Reopening schools is an excruciating decision which needs to be informed by public health data. While timing cannot be entirely controlled for, what governments can and should do now is investing in school readiness for safe and effective reopening. Several organizations, including the World Bank, have teamed up to provide guidance on key readiness criteria for reopening and start extracting lessons on what works. Among the emerging lessons, what stands out is that with sufficient capacity and resources, schools can successfully implement context-appropriate health and hygiene protocols, and that early and regular communication and support to teachers, parents, and students can help address concerns, surface innovations, and ensure a safe, widely accepted reopening.  

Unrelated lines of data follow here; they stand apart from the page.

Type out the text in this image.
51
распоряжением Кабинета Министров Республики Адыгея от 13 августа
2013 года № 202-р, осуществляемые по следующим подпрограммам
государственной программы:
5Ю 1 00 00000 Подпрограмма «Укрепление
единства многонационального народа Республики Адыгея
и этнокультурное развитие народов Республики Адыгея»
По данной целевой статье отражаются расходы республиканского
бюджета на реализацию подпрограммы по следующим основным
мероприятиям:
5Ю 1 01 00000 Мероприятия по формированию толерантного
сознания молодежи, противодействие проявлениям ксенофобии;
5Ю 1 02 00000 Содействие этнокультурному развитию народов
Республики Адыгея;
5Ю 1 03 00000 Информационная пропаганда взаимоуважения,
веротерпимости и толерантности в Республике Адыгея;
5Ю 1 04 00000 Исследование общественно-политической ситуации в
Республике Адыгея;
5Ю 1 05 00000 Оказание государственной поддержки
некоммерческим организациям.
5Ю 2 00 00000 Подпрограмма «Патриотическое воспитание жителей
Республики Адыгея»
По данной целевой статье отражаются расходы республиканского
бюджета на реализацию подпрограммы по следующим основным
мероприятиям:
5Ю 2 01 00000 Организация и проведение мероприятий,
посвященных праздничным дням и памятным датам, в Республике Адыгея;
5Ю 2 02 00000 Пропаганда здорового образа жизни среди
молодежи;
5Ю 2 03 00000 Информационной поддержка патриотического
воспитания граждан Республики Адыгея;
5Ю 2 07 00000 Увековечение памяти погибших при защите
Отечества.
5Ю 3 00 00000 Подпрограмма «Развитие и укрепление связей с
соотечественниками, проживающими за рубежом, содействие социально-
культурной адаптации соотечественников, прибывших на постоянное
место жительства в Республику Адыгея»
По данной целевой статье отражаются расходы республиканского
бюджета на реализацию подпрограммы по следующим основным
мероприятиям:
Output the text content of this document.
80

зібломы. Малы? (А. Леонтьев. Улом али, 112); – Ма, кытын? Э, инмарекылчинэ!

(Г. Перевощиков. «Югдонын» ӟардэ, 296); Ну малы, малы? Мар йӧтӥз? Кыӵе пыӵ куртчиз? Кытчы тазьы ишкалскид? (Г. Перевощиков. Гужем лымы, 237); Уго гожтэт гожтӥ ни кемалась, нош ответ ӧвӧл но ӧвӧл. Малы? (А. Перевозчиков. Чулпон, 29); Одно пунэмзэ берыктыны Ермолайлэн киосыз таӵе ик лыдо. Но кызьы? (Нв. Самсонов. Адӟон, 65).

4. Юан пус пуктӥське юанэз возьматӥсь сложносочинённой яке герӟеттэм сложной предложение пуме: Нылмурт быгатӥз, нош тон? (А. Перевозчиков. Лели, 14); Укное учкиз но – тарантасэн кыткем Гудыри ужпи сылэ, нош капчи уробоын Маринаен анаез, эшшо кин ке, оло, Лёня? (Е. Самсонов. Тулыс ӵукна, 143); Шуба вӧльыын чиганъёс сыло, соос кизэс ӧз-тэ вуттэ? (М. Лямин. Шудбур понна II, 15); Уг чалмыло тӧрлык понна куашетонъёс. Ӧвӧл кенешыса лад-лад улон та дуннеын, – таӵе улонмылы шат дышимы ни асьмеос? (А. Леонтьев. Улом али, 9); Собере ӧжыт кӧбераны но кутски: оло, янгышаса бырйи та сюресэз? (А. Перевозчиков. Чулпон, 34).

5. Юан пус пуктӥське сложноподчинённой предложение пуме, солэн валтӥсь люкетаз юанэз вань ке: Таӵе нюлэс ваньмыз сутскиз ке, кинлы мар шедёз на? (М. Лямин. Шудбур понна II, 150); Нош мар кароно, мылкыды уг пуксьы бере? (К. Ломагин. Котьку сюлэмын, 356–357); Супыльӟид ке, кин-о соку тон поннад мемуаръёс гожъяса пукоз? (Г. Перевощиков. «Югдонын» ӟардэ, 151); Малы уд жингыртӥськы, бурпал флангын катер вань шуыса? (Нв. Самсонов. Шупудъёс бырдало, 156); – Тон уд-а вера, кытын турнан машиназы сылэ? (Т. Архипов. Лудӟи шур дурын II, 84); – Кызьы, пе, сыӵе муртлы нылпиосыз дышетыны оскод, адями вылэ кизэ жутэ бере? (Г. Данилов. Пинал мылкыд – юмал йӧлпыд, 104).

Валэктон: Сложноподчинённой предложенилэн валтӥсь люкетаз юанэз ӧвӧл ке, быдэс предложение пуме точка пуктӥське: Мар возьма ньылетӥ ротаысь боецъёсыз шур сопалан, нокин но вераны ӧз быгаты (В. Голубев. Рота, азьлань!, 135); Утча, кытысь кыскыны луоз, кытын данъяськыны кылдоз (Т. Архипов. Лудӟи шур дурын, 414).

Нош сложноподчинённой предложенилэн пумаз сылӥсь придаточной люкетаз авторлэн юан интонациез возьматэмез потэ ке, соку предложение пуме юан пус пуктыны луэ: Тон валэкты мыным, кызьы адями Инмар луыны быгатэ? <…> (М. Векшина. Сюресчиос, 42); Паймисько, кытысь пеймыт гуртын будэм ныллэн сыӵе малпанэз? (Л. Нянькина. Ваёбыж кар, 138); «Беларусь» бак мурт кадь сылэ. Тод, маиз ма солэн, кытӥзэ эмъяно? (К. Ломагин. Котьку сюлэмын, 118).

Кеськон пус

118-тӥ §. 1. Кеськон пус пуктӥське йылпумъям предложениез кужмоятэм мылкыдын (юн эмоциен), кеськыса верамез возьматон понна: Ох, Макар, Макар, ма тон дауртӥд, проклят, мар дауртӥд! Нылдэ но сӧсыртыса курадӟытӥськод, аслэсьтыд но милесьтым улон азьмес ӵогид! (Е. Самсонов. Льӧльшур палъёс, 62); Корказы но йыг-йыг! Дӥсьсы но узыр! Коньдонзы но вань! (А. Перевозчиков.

Reopening effectively will also entail important management and pedagogical decisions, including systemic and targeted measures to ensure that schools teach at the right (post-COVID-19) level. Simplifying the curriculum and adapting the academic calendar  year have shown to be working to facilitate learning recovery, and so have remediation programs and supporting teachers and principals to implement them, also in a blended (face-to-face/remote) learning setting, which may become the new normal. Schools need to be prepared to re-start with flexibility as soon as possible. A focus on socio-emotional skills and child and families’ well-being, and strategies to prevent dropouts of youth at-risk, will also be critical. Education projects and technical assistance supported by the World Bank in several countries of the region are already striving to support safe and effective school reopening, building on these lessons. A smart use of technology, with clear guidance, development of capacities and effective monitoring, is at the core of the engagement.

Preparing for safe and effective reopening will require governments to invest the necessary resources now, provide additional education funding to schools and communities hit the hardest and explore the potential for using resources more efficiently. A smart use of technology and well thought through teacher allocation and curricular reforms may provide opportunities for higher efficiency, while laying the ground for longer-term improvements in education systems. Governments of Latin America need to consider the looming education crisis for what it is: a once in a lifetime generational crisis which will affect the education outcomes, human capital and productivity of an entire generation of children and youth. There is no time to lose to take further action and keep Sofia’s dream of completing her secondary education successfully.